I also want to compliment your writing and drawing ability. I really admire what you've done."

Anne, Springfield, IL

June 21, 1998
Reader review :

Every woman should have this book.
I used to be ashamed of masturbating. I thought of it as a sin...and something that that I would be punished for. After reading Sex for One, I know now that I had nothing to be afraid of. I am in a loving relationship, but selfloving has given me a whole new out look in life. I love my boyfriend deeply and I think our relationship is much strong because I am more confident about my techniques and I feel less conscious about my body. Even if a woman doesn't masturbate, she should read this book. Maybe it will give women more self confidence about themselves.

8/ 15/98
Dear Betty,

What an amazing life affirming book, Sex For One, is. Although I had masturbated since my adolescence, I had never experienced the intense beauty and wonder of orgasm as I did after I read your book. Sex For One, is not only a liberating text but a political work that enables us to love ourselves, to free up our sexual relationships and to stand alone with the capacity to sustain ourselves from the inner human-divine, wellspring of our souls.

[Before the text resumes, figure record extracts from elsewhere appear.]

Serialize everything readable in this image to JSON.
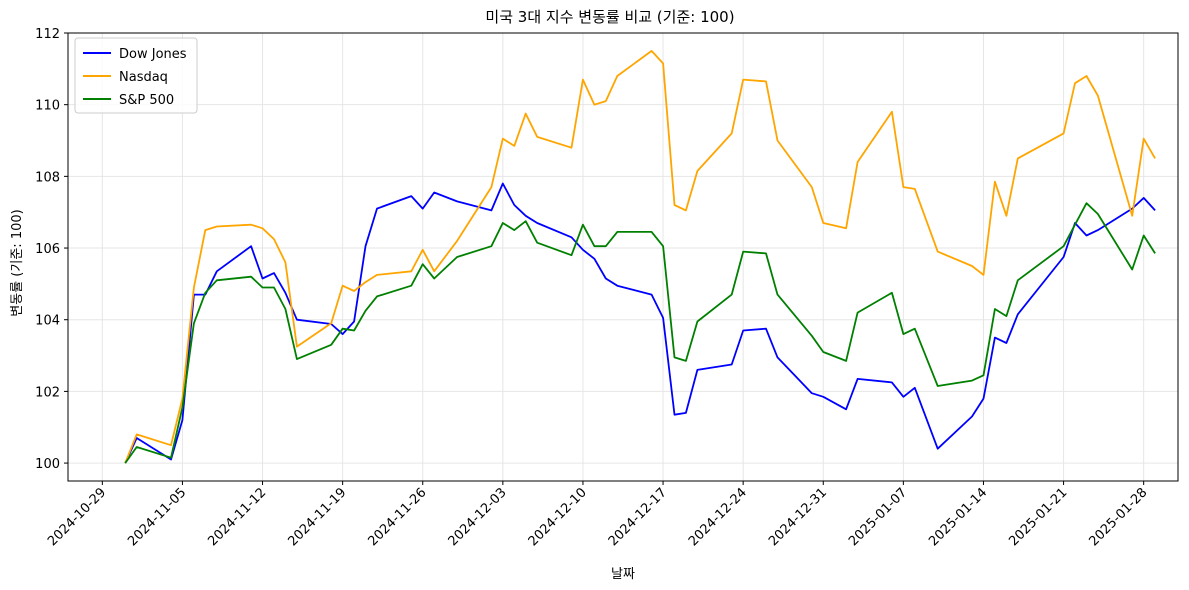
{
  "chart_data": {
    "type": "line",
    "title": "미국 3대 지수 변동률 비교 (기준: 100)",
    "xlabel": "날짜",
    "ylabel": "변동률 (기준: 100)",
    "xlim": [
      "2024-10-26",
      "2025-01-31"
    ],
    "ylim": [
      99.5,
      112.0
    ],
    "yticks": [
      100,
      102,
      104,
      106,
      108,
      110,
      112
    ],
    "xticks": [
      "2024-10-29",
      "2024-11-05",
      "2024-11-12",
      "2024-11-19",
      "2024-11-26",
      "2024-12-03",
      "2024-12-10",
      "2024-12-17",
      "2024-12-24",
      "2024-12-31",
      "2025-01-07",
      "2025-01-14",
      "2025-01-21",
      "2025-01-28"
    ],
    "grid": true,
    "legend_position": "top-left",
    "x": [
      "2024-10-31",
      "2024-11-01",
      "2024-11-04",
      "2024-11-05",
      "2024-11-06",
      "2024-11-07",
      "2024-11-08",
      "2024-11-11",
      "2024-11-12",
      "2024-11-13",
      "2024-11-14",
      "2024-11-15",
      "2024-11-18",
      "2024-11-19",
      "2024-11-20",
      "2024-11-21",
      "2024-11-22",
      "2024-11-25",
      "2024-11-26",
      "2024-11-27",
      "2024-11-29",
      "2024-12-02",
      "2024-12-03",
      "2024-12-04",
      "2024-12-05",
      "2024-12-06",
      "2024-12-09",
      "2024-12-10",
      "2024-12-11",
      "2024-12-12",
      "2024-12-13",
      "2024-12-16",
      "2024-12-17",
      "2024-12-18",
      "2024-12-19",
      "2024-12-20",
      "2024-12-23",
      "2024-12-24",
      "2024-12-26",
      "2024-12-27",
      "2024-12-30",
      "2024-12-31",
      "2025-01-02",
      "2025-01-03",
      "2025-01-06",
      "2025-01-07",
      "2025-01-08",
      "2025-01-10",
      "2025-01-13",
      "2025-01-14",
      "2025-01-15",
      "2025-01-16",
      "2025-01-17",
      "2025-01-21",
      "2025-01-22",
      "2025-01-23",
      "2025-01-24",
      "2025-01-27",
      "2025-01-28",
      "2025-01-29"
    ],
    "series": [
      {
        "name": "Dow Jones",
        "color": "#0000ff",
        "values": [
          100.0,
          100.7,
          100.1,
          101.2,
          104.7,
          104.7,
          105.35,
          106.05,
          105.15,
          105.3,
          104.75,
          104.0,
          103.88,
          103.6,
          103.95,
          106.05,
          107.1,
          107.45,
          107.1,
          107.55,
          107.3,
          107.05,
          107.8,
          107.2,
          106.9,
          106.7,
          106.3,
          105.95,
          105.7,
          105.15,
          104.95,
          104.7,
          104.05,
          101.35,
          101.4,
          102.6,
          102.75,
          103.7,
          103.75,
          102.95,
          101.95,
          101.85,
          101.5,
          102.35,
          102.25,
          101.85,
          102.1,
          100.4,
          101.3,
          101.8,
          103.5,
          103.35,
          104.15,
          105.75,
          106.7,
          106.35,
          106.5,
          107.1,
          107.4,
          107.05
        ]
      },
      {
        "name": "Nasdaq",
        "color": "#ffa500",
        "values": [
          100.0,
          100.8,
          100.5,
          101.8,
          104.9,
          106.5,
          106.6,
          106.65,
          106.55,
          106.25,
          105.6,
          103.25,
          103.9,
          104.95,
          104.8,
          105.05,
          105.25,
          105.35,
          105.95,
          105.35,
          106.2,
          107.7,
          109.05,
          108.85,
          109.75,
          109.1,
          108.8,
          110.7,
          110.0,
          110.1,
          110.8,
          111.5,
          111.15,
          107.2,
          107.05,
          108.15,
          109.2,
          110.7,
          110.65,
          109.0,
          107.7,
          106.7,
          106.55,
          108.4,
          109.8,
          107.7,
          107.65,
          105.9,
          105.5,
          105.25,
          107.85,
          106.9,
          108.5,
          109.2,
          110.6,
          110.8,
          110.25,
          106.9,
          109.05,
          108.5
        ]
      },
      {
        "name": "S&P 500",
        "color": "#008000",
        "values": [
          100.0,
          100.45,
          100.15,
          101.55,
          103.9,
          104.75,
          105.1,
          105.2,
          104.9,
          104.9,
          104.3,
          102.9,
          103.3,
          103.75,
          103.7,
          104.25,
          104.65,
          104.95,
          105.55,
          105.15,
          105.75,
          106.05,
          106.7,
          106.5,
          106.75,
          106.15,
          105.8,
          106.65,
          106.05,
          106.05,
          106.45,
          106.45,
          106.05,
          102.95,
          102.85,
          103.95,
          104.7,
          105.9,
          105.85,
          104.7,
          103.55,
          103.1,
          102.85,
          104.2,
          104.75,
          103.6,
          103.75,
          102.15,
          102.3,
          102.45,
          104.3,
          104.1,
          105.1,
          106.05,
          106.65,
          107.25,
          106.95,
          105.4,
          106.35,
          105.85
        ]
      }
    ]
  }
}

I congratulate you for the remarkable, courageous and truthful life you have led. In freeing yourself, your body and your spirit through your quest to know yourself and love yourself as you see fit, you are an example to us all.

Maria, South Australia

October 28, 1998
Reader review:

Betty Dodson's book changed my life. I know this sounds very corny, but Betty's book was truly a life-changing experience for me. A woman at the age of 48, I had never experienced orgasm and was on a downward track sexually in my marriage. I devoured Betty's book, appreciating her complete candor and honesty about sex. I finally realized that sexual satisfaction and ecstacy are everyone's birthright, including me. A year after reading Sex for One, The Joy of Selfloving, I have lost 20 pounds, am feeling like a teenager with my husband, and can finally say "I love myself!" Thank you, Betty.

San Jose, CA

July 13, 1998
Reader review:

Sex for One, The Joy of Selfloving is truly mind-expanding. Dodson's book stands out in a field clogged with sex manuals which overstress partnered sex. It is difficult to be a good lover to a partner without an intimate understanding of one's own desires, likes, dislikes, gray areas, fantasies, and physiologies. As a sex educator, I highly recommend this text.